Lotus Notes never conquered the world because of a kludgy interface, the need to maintain multiple Notes servers and the slow and network-hogging replication of databases among those servers. Companies I worked for tried and failed to use Notes for everything from story scheduling to a "knowledge base" where reporters could share sources. (Sociologists take note: Reporters hate to share sources the way salesmen hate to share leads.)
In each case, Notes eventually was used only as an email client - and a very slow and ugly email client it was.
Now, fast forward to "MySpace," "Facebook" and other social networking sites where users (mostly those younger than yours truly) are constantly checking each other's status, schedules and general well-being. These sites have replaced, or at least reduced, the need for, email and IM because they let people:
Quickly update schedules or make plans without scrolling through dozens of spam emails;
Create, promote and communicate within groups organized around a common interest without searching for email addresses and creating custom email lists, and
Send and receive information on their own schedule without the interruptions of IM.
Why have Facebook and similar sites taken off when Lotus Notes didn't? I draw three lessons:
Keep it simple, stupid - REAL simple. If the user interface is hard to use, it will never make it really, really big - especially if you're depending on viral marketing via the Web.
Infrastructure counts. Lotus didn't have the advantage of using the Internet as a low-cost wide-area network, and couldn't have predicted it was coming. Hence, installation and maintenance costs were too high for too long for too many customers.

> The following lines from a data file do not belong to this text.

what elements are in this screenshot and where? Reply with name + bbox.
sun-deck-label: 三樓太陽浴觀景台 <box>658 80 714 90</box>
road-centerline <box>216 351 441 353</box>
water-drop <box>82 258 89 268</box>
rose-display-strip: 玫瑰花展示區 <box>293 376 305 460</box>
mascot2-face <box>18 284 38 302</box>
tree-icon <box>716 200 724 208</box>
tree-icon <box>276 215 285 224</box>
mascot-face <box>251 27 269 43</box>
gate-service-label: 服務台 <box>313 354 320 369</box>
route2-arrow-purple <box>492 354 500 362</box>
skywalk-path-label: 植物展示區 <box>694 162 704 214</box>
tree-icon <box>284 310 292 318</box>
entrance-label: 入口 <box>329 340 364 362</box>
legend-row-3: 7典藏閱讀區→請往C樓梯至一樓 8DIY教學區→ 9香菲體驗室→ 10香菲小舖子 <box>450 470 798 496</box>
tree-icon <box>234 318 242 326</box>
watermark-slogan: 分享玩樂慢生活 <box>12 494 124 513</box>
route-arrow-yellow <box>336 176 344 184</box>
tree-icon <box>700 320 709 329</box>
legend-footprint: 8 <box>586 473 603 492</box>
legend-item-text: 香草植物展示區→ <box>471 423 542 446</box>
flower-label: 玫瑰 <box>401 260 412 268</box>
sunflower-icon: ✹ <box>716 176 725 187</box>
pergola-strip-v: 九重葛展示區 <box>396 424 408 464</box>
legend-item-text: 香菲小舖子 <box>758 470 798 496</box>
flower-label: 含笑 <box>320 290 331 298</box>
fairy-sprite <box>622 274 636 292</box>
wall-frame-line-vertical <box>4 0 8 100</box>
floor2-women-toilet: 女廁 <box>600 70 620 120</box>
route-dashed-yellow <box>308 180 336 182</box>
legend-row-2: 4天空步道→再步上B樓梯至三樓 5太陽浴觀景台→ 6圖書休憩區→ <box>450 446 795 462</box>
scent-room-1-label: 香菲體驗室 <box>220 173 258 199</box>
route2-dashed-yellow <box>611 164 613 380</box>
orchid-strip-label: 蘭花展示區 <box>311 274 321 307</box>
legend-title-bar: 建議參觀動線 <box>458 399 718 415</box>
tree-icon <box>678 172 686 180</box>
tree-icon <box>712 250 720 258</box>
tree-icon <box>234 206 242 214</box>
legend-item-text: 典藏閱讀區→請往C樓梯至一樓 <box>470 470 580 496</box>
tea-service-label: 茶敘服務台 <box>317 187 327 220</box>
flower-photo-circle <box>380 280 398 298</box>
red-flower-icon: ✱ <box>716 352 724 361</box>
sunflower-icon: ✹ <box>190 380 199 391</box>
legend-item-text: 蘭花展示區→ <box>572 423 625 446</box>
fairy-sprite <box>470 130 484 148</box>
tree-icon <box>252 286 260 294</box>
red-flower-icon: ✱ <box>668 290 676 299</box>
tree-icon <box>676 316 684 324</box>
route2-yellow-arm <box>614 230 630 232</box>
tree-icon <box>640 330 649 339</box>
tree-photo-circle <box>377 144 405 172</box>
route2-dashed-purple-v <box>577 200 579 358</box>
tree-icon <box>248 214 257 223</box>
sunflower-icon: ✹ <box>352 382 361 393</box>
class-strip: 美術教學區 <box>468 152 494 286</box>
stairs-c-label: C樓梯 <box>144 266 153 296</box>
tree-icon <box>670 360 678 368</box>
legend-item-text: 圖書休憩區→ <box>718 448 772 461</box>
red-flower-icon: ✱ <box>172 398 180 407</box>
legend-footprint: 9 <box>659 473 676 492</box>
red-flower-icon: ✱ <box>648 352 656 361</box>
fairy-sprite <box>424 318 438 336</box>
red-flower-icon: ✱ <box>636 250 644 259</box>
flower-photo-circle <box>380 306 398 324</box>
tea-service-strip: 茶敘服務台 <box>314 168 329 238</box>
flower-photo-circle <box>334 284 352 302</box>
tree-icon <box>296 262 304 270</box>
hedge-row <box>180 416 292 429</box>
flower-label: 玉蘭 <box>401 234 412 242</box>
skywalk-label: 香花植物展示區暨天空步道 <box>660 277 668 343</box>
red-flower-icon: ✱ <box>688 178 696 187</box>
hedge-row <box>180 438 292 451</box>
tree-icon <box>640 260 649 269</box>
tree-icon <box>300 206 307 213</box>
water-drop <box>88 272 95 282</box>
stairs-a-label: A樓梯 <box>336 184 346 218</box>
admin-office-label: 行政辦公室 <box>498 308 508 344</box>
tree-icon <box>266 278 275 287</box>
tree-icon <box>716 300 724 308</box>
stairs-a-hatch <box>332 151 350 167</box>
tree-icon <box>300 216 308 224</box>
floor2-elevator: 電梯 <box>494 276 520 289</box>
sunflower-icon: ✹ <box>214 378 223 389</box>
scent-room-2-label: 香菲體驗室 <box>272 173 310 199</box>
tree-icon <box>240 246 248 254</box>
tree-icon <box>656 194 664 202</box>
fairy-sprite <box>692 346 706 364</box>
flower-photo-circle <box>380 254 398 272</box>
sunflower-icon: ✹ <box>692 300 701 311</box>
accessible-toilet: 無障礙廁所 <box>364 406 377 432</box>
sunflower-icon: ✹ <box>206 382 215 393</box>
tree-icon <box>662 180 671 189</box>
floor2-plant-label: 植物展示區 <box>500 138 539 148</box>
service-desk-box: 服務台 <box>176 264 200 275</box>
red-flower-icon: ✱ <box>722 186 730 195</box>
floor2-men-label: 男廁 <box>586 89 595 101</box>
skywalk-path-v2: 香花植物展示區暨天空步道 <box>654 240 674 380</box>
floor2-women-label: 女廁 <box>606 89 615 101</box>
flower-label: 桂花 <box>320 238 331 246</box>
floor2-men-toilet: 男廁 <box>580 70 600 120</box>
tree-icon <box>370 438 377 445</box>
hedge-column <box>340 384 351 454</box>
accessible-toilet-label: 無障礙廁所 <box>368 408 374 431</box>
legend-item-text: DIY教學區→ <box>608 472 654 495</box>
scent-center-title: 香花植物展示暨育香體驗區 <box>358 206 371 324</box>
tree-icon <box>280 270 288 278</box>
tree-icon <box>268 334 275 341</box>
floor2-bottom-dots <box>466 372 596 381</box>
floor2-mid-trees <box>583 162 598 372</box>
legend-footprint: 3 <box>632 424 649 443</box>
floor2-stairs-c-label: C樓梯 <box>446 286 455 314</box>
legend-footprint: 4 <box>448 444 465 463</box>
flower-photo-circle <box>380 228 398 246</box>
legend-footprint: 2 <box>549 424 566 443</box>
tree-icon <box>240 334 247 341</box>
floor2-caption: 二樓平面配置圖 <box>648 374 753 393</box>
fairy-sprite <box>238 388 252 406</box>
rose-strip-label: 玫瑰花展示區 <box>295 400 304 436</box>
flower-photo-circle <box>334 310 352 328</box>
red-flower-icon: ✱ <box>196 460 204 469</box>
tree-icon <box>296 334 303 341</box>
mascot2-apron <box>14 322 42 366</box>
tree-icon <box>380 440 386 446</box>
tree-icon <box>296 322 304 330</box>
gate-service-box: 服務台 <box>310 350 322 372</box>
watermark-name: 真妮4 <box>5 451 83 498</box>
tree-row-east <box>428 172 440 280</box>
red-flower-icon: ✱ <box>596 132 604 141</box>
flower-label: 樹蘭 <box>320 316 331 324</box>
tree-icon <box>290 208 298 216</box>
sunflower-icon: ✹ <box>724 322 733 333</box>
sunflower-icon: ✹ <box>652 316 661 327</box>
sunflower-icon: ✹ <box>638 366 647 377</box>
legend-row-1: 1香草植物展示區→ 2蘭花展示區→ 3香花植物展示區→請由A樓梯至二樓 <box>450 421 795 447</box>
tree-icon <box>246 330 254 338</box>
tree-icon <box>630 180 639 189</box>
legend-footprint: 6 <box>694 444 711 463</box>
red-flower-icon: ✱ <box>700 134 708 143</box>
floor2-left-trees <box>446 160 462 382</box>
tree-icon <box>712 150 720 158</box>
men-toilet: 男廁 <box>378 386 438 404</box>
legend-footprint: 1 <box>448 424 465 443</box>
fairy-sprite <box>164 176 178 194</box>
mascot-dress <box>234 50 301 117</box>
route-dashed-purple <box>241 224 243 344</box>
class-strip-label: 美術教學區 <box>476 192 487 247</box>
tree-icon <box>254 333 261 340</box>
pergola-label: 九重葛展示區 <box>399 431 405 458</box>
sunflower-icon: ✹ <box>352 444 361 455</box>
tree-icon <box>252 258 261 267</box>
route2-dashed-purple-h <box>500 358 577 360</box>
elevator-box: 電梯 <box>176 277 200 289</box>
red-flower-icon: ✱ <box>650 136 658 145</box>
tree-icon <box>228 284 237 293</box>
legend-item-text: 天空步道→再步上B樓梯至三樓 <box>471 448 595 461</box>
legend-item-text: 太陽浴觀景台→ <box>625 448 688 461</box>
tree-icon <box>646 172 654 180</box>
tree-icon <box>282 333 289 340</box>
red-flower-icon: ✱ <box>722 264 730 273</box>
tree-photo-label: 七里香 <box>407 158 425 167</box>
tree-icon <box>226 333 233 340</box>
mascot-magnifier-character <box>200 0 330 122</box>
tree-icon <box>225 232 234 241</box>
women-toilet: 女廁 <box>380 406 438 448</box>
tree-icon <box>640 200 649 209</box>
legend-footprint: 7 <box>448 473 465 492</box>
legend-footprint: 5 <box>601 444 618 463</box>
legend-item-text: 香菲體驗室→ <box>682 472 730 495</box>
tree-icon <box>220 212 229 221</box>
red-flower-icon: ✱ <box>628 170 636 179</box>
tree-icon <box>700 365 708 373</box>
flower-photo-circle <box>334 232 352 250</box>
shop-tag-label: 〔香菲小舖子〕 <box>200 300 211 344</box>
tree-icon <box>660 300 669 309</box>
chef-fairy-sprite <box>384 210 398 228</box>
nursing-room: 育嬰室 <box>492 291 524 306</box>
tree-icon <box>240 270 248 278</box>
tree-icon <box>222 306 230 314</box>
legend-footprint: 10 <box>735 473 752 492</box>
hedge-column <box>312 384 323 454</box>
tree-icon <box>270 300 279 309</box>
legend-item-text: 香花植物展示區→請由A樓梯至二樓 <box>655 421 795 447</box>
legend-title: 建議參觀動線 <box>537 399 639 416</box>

Business models count. Social networking sites spread site development and maintenance costs across hundreds of thousands or even millions of users, and offer the service at little or no cost by selling ads. You can't charge company employees for access or sell ad space on your internal company site (although I bet someone will try someday.)
Timing is everything. Ray Ozzie saw a real problem, but tried to solve it before the appropriate technology and business models were there to make the answer possible.
Speaking of Web-based groupware, Wikis are supposed to be the new age, Web 2.0 collaboration tool of choice. Is anyone out there using them, and do they work?